There are several workouts you may perform at home to assist you to lose weight and increase your general fitness level. Here are some home weight loss activities for beginners:

Walking or jogging in place: This is a simple, no-equipment workout. Just remain still and raise your knees to your chest, alternating legs as if walking or running. This workout raises your heart rate and can help you burn a lot of calories.

Jumping jacks: Another basic, no-equipment workout. Standing with your feet together and your arms at your sides, leap up and spread your legs apart while raising your arms above your head. Return to the initial position by jumping again. This activity is excellent for increasing your heart rate and burning calories.
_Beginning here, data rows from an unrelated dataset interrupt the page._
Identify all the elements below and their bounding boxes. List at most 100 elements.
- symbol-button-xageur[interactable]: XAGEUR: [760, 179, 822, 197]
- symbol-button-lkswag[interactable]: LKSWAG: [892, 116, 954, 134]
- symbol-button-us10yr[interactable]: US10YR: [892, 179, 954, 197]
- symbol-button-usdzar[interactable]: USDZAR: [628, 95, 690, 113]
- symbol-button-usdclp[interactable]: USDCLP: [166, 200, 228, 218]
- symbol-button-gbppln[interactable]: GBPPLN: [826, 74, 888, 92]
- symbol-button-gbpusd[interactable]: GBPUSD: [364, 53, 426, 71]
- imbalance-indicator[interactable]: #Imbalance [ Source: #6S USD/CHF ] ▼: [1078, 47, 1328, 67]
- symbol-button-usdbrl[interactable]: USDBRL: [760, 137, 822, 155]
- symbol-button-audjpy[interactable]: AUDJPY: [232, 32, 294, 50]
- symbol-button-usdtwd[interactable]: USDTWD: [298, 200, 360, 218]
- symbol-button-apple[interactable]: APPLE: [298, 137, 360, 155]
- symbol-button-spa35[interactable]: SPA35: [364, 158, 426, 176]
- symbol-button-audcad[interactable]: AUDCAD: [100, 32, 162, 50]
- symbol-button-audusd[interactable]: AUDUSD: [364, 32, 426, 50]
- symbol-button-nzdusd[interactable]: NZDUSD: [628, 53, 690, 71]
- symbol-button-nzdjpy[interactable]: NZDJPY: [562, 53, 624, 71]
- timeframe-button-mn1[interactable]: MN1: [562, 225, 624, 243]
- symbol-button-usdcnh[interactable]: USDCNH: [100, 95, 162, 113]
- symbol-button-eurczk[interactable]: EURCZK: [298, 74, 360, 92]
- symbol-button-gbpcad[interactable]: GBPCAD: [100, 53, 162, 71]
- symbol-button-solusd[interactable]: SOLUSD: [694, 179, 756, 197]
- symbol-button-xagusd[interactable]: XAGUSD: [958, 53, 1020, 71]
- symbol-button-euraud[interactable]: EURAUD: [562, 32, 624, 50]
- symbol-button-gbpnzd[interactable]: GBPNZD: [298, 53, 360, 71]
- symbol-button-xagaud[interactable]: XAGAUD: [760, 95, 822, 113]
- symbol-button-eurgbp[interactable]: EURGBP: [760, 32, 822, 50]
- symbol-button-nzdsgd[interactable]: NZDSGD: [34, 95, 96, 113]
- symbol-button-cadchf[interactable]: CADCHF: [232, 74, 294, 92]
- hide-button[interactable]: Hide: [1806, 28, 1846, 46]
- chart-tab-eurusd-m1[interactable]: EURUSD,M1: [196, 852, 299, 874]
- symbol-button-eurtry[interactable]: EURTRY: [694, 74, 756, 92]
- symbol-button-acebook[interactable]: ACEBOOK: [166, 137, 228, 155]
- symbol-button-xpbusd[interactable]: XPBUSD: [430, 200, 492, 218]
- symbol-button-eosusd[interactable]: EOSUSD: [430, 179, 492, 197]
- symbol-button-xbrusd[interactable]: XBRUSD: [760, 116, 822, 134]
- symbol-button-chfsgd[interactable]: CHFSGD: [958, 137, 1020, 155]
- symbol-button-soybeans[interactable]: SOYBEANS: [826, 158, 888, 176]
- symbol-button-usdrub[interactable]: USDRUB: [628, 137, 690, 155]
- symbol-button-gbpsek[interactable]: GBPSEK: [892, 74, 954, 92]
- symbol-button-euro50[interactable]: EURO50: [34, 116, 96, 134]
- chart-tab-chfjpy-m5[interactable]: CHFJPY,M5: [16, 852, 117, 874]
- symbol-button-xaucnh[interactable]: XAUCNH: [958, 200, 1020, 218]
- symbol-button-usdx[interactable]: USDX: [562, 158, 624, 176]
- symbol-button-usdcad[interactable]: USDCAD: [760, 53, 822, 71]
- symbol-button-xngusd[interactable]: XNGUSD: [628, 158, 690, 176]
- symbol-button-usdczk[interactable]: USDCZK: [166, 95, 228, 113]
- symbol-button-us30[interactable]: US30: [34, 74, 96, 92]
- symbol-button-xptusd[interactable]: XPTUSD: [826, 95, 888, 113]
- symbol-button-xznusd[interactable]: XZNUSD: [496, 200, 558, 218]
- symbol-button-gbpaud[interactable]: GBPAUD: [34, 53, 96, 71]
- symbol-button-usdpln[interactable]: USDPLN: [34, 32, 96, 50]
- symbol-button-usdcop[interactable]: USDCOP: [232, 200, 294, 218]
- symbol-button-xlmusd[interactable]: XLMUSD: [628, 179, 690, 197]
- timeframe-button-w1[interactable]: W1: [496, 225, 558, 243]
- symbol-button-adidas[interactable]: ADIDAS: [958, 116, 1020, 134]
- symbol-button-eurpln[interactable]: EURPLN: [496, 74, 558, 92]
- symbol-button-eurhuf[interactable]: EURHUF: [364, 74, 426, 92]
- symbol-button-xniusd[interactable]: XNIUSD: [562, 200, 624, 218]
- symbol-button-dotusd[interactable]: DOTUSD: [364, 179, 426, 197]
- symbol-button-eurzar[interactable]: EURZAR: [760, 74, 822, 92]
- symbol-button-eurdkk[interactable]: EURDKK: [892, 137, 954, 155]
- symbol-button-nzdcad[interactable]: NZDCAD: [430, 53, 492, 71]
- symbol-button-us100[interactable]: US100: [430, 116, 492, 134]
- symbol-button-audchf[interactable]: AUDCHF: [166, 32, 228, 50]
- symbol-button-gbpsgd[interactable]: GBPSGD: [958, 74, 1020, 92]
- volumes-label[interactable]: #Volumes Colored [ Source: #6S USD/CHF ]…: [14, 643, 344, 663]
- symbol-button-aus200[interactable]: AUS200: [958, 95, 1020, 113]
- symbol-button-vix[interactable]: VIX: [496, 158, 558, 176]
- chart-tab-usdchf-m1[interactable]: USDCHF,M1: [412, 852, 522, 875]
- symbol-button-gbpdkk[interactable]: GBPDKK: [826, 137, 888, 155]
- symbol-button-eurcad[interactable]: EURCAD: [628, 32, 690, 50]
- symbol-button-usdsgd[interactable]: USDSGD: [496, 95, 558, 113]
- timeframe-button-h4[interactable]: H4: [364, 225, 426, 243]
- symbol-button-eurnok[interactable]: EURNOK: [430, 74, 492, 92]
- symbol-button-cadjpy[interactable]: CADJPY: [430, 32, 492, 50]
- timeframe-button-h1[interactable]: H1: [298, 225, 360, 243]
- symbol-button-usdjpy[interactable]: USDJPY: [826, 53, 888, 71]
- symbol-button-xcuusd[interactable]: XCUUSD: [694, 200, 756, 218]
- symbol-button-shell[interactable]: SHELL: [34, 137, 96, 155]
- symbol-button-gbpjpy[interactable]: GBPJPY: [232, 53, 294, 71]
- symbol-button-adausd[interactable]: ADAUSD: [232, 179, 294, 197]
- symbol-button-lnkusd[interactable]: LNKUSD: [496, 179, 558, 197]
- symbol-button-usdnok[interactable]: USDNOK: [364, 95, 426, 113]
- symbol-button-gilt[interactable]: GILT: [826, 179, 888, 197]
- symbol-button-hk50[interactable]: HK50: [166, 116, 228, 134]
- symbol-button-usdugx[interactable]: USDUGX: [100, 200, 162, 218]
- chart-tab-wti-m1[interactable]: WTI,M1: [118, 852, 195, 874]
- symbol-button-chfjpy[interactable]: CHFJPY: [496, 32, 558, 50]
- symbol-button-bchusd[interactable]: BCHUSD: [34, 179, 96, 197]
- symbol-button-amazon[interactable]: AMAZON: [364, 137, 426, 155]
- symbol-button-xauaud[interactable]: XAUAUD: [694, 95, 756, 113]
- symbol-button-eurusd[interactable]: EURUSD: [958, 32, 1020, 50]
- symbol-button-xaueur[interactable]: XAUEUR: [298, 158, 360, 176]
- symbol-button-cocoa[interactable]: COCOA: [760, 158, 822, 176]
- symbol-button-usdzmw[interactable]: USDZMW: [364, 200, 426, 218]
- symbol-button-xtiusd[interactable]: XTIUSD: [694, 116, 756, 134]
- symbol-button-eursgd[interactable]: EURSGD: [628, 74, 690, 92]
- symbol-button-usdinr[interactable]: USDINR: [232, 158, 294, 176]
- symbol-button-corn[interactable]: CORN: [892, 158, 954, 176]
Squats: Place your feet shoulder-width apart and stretch your arms in front of you. Bend your knees and lower your body as if sitting on a chair, then stand up again. This workout strengthens and burns calories by targeting your glutes, quadriceps, and hamstrings.

Push-ups: Begin in a plank stance with your hands slightly wider than shoulder-width apart. Lower your body until your chest hits the ground, then push back up. This workout works your chest, triceps, and shoulders and can help you increase upper body strength.

Plank: Begin in a push-up posture, but instead of lowering your body, hold your body in a straight line from your head to your heels. This exercise works your core muscles and might help you improve your posture and balance.